Michael Salcman, a poet, physician and art historian, was chairman of neurosurgery at the University of Maryland and president of the Contemporary Museum. Poems appear in Arts & Letters, The Café Review, Hopkins Review, The Hudson Review, New Letters, and Poet Lore. Books include The Clock Made of Confetti, The Enemy of Good is Better, Poetry in Medicine, his popular anthology of classic and contemporary poems on doctors, patients, illness & healing, A Prague Spring, Before & After, winner of the 2015 Sinclair Poetry Prize, and Shades & Graces, inaugural winner of The Daniel Hoffman Legacy Book Prize (Spuyten Duyvil, 2020). Necessary Speech: New & Selected Poems is forthcoming from Spuyten Duyvil (early 2022).

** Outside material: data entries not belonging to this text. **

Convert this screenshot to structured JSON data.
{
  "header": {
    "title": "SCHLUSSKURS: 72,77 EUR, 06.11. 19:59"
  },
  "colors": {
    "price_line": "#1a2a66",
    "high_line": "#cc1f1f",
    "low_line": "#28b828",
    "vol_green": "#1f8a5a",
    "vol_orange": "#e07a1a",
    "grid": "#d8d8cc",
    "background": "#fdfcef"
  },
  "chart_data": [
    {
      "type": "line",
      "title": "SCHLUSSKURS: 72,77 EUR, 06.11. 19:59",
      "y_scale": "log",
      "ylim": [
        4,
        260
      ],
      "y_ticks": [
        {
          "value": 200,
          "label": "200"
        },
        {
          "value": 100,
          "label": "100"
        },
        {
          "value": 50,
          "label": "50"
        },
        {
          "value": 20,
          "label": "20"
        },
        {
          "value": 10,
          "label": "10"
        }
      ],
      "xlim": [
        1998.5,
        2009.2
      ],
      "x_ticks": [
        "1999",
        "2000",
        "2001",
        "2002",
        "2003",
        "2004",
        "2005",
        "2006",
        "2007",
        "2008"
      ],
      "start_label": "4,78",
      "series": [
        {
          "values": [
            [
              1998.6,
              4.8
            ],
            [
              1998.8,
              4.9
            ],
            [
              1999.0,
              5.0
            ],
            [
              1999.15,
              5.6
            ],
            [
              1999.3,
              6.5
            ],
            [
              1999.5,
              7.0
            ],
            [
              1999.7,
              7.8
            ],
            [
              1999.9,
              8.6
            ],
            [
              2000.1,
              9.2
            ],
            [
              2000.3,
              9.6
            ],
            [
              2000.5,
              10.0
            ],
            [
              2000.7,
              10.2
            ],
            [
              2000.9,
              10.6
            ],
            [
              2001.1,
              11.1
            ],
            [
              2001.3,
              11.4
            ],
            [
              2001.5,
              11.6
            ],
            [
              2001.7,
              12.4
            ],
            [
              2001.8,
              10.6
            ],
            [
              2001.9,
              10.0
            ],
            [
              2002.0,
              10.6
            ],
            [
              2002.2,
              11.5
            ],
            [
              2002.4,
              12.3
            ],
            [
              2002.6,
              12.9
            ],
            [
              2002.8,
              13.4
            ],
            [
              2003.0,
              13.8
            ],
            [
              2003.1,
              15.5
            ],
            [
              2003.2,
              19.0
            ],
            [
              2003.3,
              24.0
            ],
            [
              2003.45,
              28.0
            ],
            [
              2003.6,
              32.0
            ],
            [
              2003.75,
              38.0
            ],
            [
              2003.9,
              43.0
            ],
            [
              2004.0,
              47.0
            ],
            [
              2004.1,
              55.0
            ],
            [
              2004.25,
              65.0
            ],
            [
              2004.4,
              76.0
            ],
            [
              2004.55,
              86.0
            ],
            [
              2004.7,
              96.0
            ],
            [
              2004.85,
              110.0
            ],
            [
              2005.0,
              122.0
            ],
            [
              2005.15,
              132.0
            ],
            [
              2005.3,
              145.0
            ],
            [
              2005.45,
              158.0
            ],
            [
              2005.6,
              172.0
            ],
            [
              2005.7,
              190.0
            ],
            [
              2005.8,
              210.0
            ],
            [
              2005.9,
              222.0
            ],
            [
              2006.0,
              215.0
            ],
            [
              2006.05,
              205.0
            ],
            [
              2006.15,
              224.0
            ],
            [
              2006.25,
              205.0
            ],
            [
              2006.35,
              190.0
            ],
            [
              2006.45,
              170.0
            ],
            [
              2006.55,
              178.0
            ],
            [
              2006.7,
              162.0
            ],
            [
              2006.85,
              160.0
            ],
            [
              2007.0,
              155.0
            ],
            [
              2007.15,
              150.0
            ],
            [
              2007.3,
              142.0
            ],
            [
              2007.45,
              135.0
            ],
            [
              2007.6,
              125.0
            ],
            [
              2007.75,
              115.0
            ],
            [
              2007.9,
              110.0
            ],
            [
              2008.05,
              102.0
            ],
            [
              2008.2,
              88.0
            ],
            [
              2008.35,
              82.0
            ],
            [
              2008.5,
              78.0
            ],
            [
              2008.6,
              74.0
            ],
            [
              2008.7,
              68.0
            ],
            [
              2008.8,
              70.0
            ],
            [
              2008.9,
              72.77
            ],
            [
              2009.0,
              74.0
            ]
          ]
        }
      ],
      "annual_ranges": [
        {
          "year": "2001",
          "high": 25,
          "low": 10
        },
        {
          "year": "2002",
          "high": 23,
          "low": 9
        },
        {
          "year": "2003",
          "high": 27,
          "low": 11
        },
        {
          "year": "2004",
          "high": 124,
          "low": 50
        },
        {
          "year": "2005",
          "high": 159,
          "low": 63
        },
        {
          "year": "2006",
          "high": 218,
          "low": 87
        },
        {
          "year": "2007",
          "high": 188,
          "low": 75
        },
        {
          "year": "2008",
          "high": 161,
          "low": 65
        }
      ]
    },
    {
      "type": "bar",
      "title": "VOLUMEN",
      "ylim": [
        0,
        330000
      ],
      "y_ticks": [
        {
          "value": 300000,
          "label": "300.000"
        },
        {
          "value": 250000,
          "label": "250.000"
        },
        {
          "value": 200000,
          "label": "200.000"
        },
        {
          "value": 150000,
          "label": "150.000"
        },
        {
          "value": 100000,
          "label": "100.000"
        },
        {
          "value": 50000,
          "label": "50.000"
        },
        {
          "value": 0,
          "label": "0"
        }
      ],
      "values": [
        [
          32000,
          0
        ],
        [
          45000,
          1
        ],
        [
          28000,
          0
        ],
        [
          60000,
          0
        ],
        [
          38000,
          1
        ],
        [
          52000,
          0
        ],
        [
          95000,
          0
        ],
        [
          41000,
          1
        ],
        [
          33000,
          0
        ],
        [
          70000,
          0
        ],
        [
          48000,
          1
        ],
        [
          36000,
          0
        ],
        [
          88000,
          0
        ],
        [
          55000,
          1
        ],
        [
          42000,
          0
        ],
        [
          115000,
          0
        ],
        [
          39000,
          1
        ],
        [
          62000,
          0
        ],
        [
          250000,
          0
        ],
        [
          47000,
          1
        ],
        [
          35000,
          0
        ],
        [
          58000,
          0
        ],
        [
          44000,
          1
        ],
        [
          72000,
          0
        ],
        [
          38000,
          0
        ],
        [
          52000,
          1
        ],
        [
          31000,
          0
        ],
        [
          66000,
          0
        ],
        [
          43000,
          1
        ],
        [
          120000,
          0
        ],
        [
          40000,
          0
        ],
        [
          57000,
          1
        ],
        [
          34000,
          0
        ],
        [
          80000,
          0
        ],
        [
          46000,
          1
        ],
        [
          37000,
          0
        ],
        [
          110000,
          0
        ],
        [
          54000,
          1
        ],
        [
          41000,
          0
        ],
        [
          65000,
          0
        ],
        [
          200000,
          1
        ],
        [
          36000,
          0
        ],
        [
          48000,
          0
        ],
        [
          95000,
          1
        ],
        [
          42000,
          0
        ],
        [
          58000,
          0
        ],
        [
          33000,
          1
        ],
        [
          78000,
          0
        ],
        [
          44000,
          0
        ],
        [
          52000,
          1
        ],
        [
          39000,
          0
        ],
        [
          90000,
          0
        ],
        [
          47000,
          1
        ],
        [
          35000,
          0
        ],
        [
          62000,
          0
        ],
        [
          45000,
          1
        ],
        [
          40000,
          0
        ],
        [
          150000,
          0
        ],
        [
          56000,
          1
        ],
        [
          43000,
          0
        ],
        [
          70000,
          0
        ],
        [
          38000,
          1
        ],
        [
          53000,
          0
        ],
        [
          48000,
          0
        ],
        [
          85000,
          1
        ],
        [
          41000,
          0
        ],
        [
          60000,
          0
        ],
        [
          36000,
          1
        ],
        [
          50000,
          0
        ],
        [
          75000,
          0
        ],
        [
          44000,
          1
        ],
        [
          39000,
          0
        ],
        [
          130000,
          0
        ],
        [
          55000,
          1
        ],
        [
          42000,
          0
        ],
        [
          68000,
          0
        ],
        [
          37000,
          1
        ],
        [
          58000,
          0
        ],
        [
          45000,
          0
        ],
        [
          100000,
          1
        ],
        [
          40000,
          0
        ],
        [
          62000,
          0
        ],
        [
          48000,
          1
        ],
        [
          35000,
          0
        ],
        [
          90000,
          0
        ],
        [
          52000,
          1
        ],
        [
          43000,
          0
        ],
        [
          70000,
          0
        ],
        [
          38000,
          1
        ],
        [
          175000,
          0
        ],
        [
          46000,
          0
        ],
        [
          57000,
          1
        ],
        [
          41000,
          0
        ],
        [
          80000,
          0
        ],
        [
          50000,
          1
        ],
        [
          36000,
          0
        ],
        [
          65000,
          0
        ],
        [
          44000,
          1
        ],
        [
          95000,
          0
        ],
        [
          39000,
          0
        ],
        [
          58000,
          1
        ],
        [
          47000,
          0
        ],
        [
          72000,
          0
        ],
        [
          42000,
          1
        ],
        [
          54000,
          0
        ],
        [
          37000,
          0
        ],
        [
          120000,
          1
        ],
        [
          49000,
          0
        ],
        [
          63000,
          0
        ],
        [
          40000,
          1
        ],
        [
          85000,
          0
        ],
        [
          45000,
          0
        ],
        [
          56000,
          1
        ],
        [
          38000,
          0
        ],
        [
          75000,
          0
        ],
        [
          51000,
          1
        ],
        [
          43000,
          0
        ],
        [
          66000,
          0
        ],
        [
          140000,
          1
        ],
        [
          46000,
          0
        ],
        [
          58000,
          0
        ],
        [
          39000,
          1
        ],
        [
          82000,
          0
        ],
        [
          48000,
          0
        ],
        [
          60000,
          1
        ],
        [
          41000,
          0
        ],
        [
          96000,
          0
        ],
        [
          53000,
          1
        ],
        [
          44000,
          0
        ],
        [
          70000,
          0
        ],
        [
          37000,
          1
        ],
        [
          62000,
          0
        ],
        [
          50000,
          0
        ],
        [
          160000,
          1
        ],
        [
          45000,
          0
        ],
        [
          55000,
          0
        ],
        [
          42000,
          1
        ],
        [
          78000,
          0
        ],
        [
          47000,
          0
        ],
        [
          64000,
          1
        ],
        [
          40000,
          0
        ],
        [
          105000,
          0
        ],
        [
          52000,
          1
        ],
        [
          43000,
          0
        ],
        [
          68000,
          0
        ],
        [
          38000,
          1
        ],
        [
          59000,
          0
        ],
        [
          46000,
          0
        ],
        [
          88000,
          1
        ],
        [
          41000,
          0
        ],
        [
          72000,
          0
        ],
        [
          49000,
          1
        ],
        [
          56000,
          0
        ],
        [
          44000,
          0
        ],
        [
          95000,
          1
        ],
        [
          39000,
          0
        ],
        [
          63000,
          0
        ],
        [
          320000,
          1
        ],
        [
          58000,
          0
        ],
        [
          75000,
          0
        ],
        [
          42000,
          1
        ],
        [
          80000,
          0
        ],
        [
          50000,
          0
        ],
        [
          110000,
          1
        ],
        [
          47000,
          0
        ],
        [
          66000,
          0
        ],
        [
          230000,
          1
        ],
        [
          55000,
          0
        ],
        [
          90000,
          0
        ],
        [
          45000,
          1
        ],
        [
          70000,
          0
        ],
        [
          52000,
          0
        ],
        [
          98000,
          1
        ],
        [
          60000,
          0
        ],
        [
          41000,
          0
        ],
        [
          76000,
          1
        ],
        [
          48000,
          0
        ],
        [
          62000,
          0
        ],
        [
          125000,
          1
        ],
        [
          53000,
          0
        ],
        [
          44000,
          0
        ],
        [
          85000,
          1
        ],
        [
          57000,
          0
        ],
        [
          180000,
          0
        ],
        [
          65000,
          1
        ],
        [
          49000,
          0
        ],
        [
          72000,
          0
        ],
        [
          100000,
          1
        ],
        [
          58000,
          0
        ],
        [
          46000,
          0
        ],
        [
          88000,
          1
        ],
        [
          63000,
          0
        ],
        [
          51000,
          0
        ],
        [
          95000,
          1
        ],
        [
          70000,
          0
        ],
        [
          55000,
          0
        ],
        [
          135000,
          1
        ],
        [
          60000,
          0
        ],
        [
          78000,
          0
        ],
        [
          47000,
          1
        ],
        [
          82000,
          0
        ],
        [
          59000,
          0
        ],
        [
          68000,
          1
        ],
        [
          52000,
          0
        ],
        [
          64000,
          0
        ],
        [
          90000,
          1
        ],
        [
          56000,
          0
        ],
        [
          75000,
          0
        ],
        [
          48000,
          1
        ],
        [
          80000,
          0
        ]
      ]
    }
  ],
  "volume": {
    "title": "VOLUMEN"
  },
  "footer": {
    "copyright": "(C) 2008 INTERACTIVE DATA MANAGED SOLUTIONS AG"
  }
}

On the crossbar of a neighbor’s boat an angry wren
whistles his displeasure as we zipper our mainsail cover
and fold the Bimini shut. This noisy squatter thinks
he’s taken possession of our home on the water
and won’t retreat. Ta-wee ta-wee he screams.
My wife is sick of the filth, so we don’t stop working
the bungee cords and plastic hooks onto the boom,
encircling the steel cage of our sun shade,
stop up the folds of flaked canvas where birds have built
their nests, week after week for months.
Sailors know bungee cords are best for tying together
awkward cargo or hanging lines and fenders;
eye doctors fear the elastic snapping open as a major risk.
While tightening the cords we watch bits of straw
and weathered string slowly fall into the cockpit,
and a cracked hemisphere of shell lands at our feet
with a sticky spoonful of yellow. Very quickly
a squadron of wrens gathers in grief as well as in anger,
louder and louder, like the screaming gulls circling
the head of Tippi Hedron in Hitchcock’s Birds. Exhausted
we pause working; my wife gives up the broken shell
to Back Creek where it briefly floats then sinks.
We talk of strategy, a plastic owl affixed to the mast
might be the answer or shiny strips of Mylar hung
from the shrouds to scare the birds away.
I have my doubts: despite a nearby forest of trees
the wrens sit on our spars instead, watching us clean
the messes they’ve made, the one on the boat
and the one in our heads, defeated by the meek.